The Community Foundation is also building a Permanent Fund endowment, which is eligible to receive QCDs if your client is interested in benefiting the ever-changing needs of our region in perpetuity.

As an advisor, you are likely well aware that clients who own Individual Retirement Accounts (IRAs) are required to take “Required Minimum Distributions” each year beginning at age 72, whether or not they need or want the income. These distributions often cause an increase in the client’s income taxes.
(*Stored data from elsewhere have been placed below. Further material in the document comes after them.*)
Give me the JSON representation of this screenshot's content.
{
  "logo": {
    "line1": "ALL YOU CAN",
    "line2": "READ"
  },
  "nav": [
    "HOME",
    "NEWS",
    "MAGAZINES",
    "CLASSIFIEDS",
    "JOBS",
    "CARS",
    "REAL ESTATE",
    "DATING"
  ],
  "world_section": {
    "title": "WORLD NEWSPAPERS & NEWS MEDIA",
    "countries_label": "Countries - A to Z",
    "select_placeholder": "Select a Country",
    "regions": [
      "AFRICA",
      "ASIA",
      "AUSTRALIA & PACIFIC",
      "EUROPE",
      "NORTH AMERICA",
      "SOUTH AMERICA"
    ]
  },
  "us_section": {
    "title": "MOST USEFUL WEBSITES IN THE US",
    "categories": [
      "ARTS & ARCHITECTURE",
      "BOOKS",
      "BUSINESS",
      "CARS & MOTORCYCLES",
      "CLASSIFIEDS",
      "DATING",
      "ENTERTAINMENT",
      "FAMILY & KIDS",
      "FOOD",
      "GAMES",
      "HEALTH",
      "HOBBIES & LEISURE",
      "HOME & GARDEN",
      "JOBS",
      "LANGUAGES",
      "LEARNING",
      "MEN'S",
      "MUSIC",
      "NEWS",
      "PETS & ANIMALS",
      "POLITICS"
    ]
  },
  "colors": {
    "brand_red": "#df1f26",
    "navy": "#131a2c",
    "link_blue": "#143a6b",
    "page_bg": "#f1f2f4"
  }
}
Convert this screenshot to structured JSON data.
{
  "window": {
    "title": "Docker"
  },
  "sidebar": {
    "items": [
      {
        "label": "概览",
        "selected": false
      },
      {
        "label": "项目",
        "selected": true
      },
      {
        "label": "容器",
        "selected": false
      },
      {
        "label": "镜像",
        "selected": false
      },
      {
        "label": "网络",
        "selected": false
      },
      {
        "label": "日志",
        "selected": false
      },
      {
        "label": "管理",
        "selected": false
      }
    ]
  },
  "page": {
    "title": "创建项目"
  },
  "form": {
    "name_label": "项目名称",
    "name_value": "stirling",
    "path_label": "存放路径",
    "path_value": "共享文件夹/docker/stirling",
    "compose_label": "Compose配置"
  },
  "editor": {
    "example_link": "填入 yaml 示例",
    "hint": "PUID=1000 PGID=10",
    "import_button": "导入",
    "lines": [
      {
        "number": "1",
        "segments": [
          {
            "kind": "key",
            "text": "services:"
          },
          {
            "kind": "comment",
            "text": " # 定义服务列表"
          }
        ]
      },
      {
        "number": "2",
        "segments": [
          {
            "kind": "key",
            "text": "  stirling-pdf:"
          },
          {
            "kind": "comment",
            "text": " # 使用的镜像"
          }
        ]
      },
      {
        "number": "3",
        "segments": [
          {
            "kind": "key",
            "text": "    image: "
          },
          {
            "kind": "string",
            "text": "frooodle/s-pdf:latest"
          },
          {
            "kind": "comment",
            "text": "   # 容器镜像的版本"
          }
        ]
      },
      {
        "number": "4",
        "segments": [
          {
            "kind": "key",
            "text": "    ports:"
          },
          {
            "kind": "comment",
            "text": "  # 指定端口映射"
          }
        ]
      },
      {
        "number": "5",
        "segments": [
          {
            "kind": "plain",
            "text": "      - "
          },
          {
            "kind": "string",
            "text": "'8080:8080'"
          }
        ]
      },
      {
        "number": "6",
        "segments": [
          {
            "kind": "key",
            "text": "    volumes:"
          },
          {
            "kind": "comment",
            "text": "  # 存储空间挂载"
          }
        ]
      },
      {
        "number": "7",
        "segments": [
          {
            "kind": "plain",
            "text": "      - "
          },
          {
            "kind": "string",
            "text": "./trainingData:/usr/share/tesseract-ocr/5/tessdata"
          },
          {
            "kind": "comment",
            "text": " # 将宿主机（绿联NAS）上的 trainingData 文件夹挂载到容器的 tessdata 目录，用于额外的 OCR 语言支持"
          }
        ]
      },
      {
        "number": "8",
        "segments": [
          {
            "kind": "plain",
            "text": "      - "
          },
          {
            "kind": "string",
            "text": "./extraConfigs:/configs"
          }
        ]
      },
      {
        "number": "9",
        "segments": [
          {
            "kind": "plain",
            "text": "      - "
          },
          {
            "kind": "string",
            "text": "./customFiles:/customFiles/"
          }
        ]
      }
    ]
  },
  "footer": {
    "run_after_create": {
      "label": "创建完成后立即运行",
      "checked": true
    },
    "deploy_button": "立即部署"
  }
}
A QCD permits a client to transfer up to $100,000 from an IRA to a qualified charity instead of taking a Required Minimum Distribution, thereby avoiding the income tax hit. Although the IRS does not permit QCDs to be made to donor-advised funds, charities eligible to receive a client’s QCD do include designated funds and field-of-interest funds, such as those at the Community Foundation.

In any case, consulting with the Community Foundation for Northern Virginia is a great way to help meet the charitable goals of your clients across a variety of situations, while engaging in meaningful local philanthropy—especially as we are in the thick of year-end planning.

James Philip HeadJames Philip Head Attorney and Shareholder, Williams Mullen Tysons, VA

These magic love spells that work overnight. Many factors can affect the success of a love spell that really works guarantee that any of these love spells work fast.